Сознание возвращалось медленно, неохотно. И как-то волнами — то накатывало, то вновь отступало, отпуская в вязкое ничто.

В этот раз я очнулся, среагировав на собственное имя. Я вертел в уме фразу, сказанную раздраженным женским голосом, пытаясь понять, что она означает и кто меня звал.

“Да в порядке твой Иван!” — вот что за фраза меня разбудила.

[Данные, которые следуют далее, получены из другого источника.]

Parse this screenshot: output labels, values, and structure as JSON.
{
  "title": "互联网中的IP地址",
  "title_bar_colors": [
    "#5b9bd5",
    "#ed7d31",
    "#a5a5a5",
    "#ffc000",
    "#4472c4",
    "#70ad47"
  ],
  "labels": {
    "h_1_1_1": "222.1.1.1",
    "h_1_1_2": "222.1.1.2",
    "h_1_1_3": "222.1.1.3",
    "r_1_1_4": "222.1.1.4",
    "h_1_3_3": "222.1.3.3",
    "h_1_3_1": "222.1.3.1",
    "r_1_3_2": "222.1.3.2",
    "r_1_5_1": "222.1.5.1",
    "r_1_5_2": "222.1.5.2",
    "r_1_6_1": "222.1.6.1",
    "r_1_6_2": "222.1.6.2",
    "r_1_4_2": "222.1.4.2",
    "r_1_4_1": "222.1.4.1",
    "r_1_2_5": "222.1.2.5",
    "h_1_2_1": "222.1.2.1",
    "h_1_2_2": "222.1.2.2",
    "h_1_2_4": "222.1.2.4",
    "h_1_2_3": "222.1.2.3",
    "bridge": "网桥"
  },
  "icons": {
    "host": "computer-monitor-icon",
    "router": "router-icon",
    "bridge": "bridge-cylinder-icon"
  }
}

Это я понял, после следующей долетевшей реплики:

— Он не мой, — проворчал более молодой голос, который явно был мне знаком. Оба голоса звучали несколько отдаленно, словно говорили не рядом со мной.

— А если не твой — то успокойся и сядь, нечего бегать к нему каждые пять минут!

Интересно, это кто зашипел? Старший голос или младший?

А потом:

— Мам, ну он давно должен был очнуться!

— Н-да, что-то теть Маша очень уж разозлилась… Господи, да придет он в в себя! Сядь уже, не маячь!

Плюх — как будто кто-то с размаху сел на стул. Звяканье посуды, звук льющейся в чашки жидкости… Чай они там пьют?

— Вань, ты за сколько времени первый раз домой приехала — а на языке одна тема вертится. — Теперь старший голос звучал увещевающе. — Других тем, что, нет?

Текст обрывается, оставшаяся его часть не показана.